2.Süvari Tümeni 4.Alay komutanı Binbaşı Ali Reşat Bey, Kafkas Tümeni Süvari Bölüğü’nden Teğmen Besim Kurter Bey, 1.Süvari Tümeni 4. Bölük Teğmeni Celil Bey birlikte Türk bayrağını Kadifekale burçlarında dalgalandırdılar.

Birinci Süvari Tümeni’nin bir kısmı ise Konak’a çok erken vardılar.

Bu tümene bağlı 14.Alay, 3.Bölük kumandanı Yüzbaşı Zeki Doğan, yine aynı tümene bağlı 14.Alay, 2.Bölük Kumandanı Yüzbaşı Fikret Yüzatlı, Akıncı Süvari Müfreze Kumandanı Milis Yüzbaşısı Abdurrahman Özgen birlikte Sarı Kışla’ya bayrak çektiler. Paket Postanesi’ne bayrak çeken Süvari Muhabere Üsteğmeni Selahattin Selışık ta, 1.Tümen’e bağlı idi.

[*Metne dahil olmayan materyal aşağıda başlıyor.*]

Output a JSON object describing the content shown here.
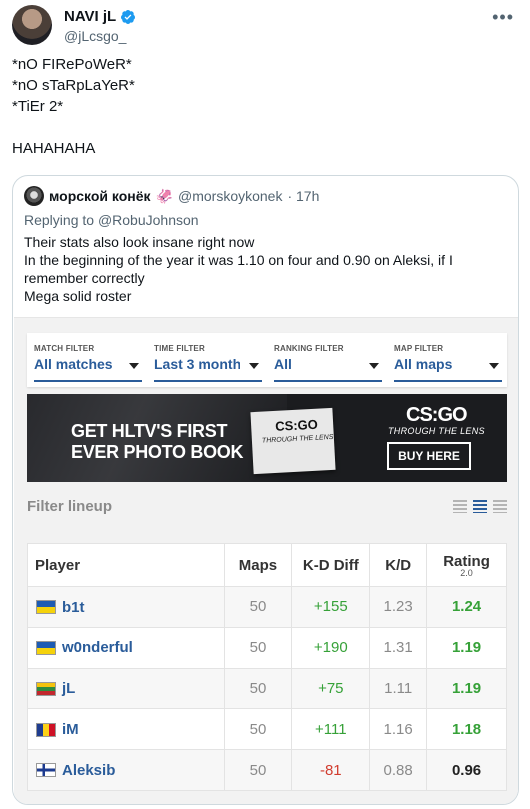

  1. İkinci Süvari Tümeni: Kurmay Yarbay Zeki Soydemir (sonradan korgeneral) komutasındaki bu tümen, Bornova-Mersinli-Halkapınar-Alsancak-Kordonboyu-Konak yönünden kente girdi. Tümenin Binbaşı Ali Reşat komutasındaki 4.Alayı, İzmir’i ilk gören askeri birliktir. Ancak, Ali Reşat Bey, Konak yönüne değil, Kadifekale yönüne doğru doludizgin akmıştır.

4.Alay Komutan Muavini Yüzbaşı Şerafettin yönetimindeki iki bölük atlarının nalları Frenk Mahallesinin kaldırım taşlarını döve döve Kordonboyu’na atılan en öndeki askeri birliktir. Yüzbaşı Şerafettin Bey, 2.Süvari Bölüğü Takım Kumandanı Teğmen Ali Rıza Akıncı ve Teğmen Hamdi Yurteri, Hükümet Konağı’na varıp birlikte Türk bayrağını göndere çektiler.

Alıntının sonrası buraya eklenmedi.